This was always going to be an interesting evening, with Delain having undergone numerous band changes since the last occasion that they graced our shores.
Islington Academy – 22 April 2023
Words: Adrian Stonley
Photography: Robert Sutton
Back in 2021, Singer Charlotte Wessels, guitarist Timo Somers, bassist Otto Schimmelpenninck van der Oije and drummer Joey de Boer all departed the band, leaving only founder keyboard player Martin Westerholt left to carry the baton.
Following these departures, a number of ex-members returned to the band, including Sander Zoer on drums, Ronald Landa, who was the band’s original guitarist up until the April Rain album, as well as newcomers Ludovico Cioffi on bass and lead vocalist, Diana Leah.
So not only do we have a ‘new band’, we also have a new album in Dark Waters to take into account. But firstly, let’s deal with the big question which was ‘how does Diana Leah on vocals compare with long time vocalist and fan favourite Charlotte Wessels?’
From my perspective the best thing to do is try not to compare, although I appreciate it is easier said than done. Diana does her own thing. She is not trying to replicate Charlotte, and as fans, we need to recognise that Diana is a strong vocalist in her own right and is more than capable of taking on the old songs and making them her own. As time passes, she will become more comfortable with the songs. With regards to the new material, this is already hers to own, and she clearly carries over the vocal and song strength from the album into the live setting.
So, to the show itself. This was only the second of two UK dates being played as part of the European tour and, unsurprisingly, was sold out. The Academy is not the largest of venues and was rammed full from doors opening, with many also wanting to see the support act, Xandria. More on that elsewhere.
From the opening number The Cold from the latest album, Dark Waters, the band showed their intent and, by playing a new number, allowed Diana to find her feet instantly. Unlike support band Xandria, Delain did not play it safe with their set pulled from across their entire backlog.

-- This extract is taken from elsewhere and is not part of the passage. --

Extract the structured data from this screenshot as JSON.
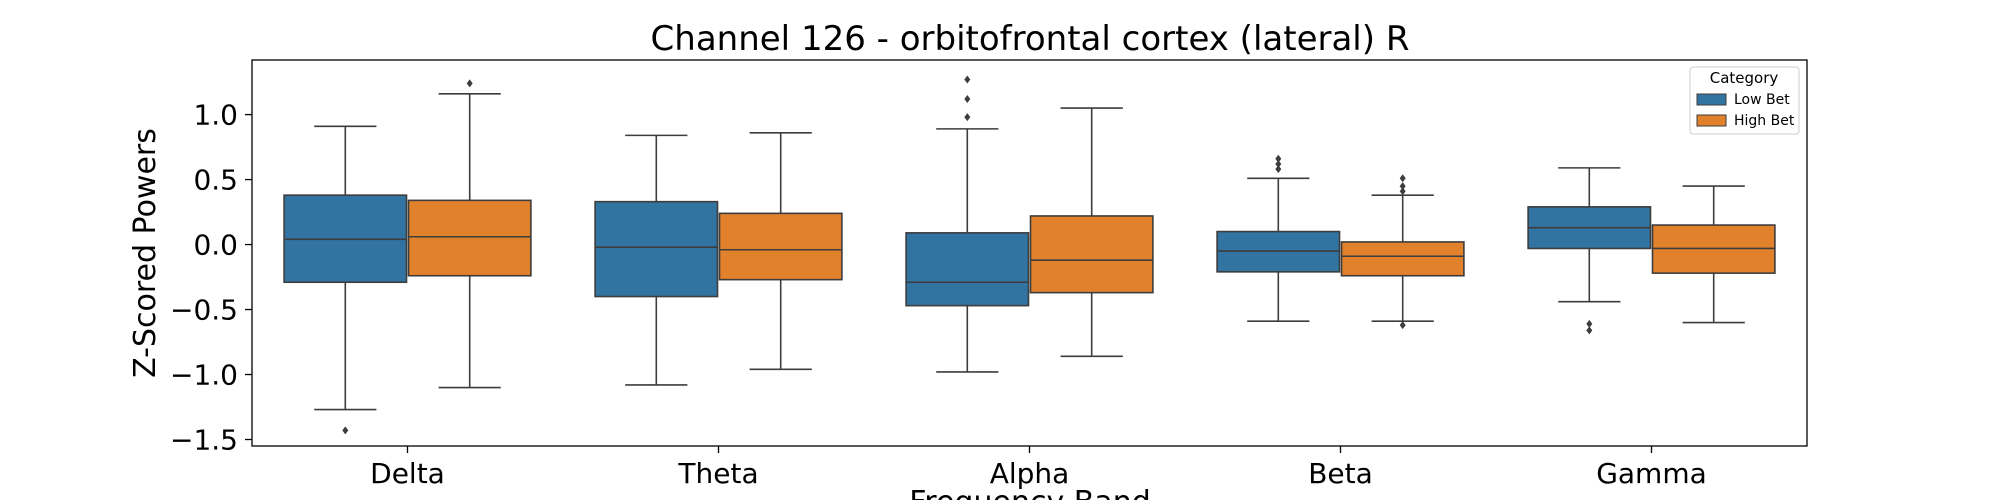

It would have been easy to concentrate on the new album, and though six songs were played from this, the balance of the set was very much the greatest hits, full of crowd-pleasers. It was clear that the audience was more than prepared to give the band a chance, and the reaction to the new lineup was very positive.
The band still retain their traditional Symphonic Metal sound, and the new material fits in well. This, however, was a show where the band were clearly looking towards the future and not leaving their past behind them. Perhaps by bringing back previous band members into the fold, it was a clear intention that this was still Delain as opposed to a new band carrying the name.
That said, there were clear differences in the live approach. Halfway through the set, we were treated to an acoustic interlude with Cordell, the Cranberries’ song being given a gentle airing, which in itself broke up the bombastic onslaught of the more traditional material.
Following on from that, Paolo Ribaldini, from Skiltron, joined the band on stage as an additional vocalist for four songs, Beneath and Queen Of Shadow from the latest album as well as Your Body Is A Battleground and favourite from the first album, Lucidity, The Gathering. With these songs being dueted with Diana, it produced a changed feel to the set, which worked well.
The encores were unsurprisingly well received, with old favourites Mother Machine and Control The Storm (the one set change from Manchester) being greeted with excessive arm waving and loud audience participation, being reciprocated by Diana on stage, who had not stopped working the audience throughout the show.
The concert ended with the anthemic and classic We Are The Others, the song about the attack on and death of Sophie Lancaster, with the entire audience singing along the lines “We are the others, We are the cast outs, We’re the outsiders, But you can’t hide us,” clearly relating to the ethos and emotion behind the song. This, in itself, is a calling out to those who feel alone, torn and mistreated with the rallying call of “you are not alone.”
This is a song that is a perfect set closer, bringing positivity out of a terrible dark moment and a reminder that, as rock fans, we are all one family.
So early days as a new(ish) lineup, but certainly a lot of positivity to take from this and clearly an audience who are still very much in love with the band.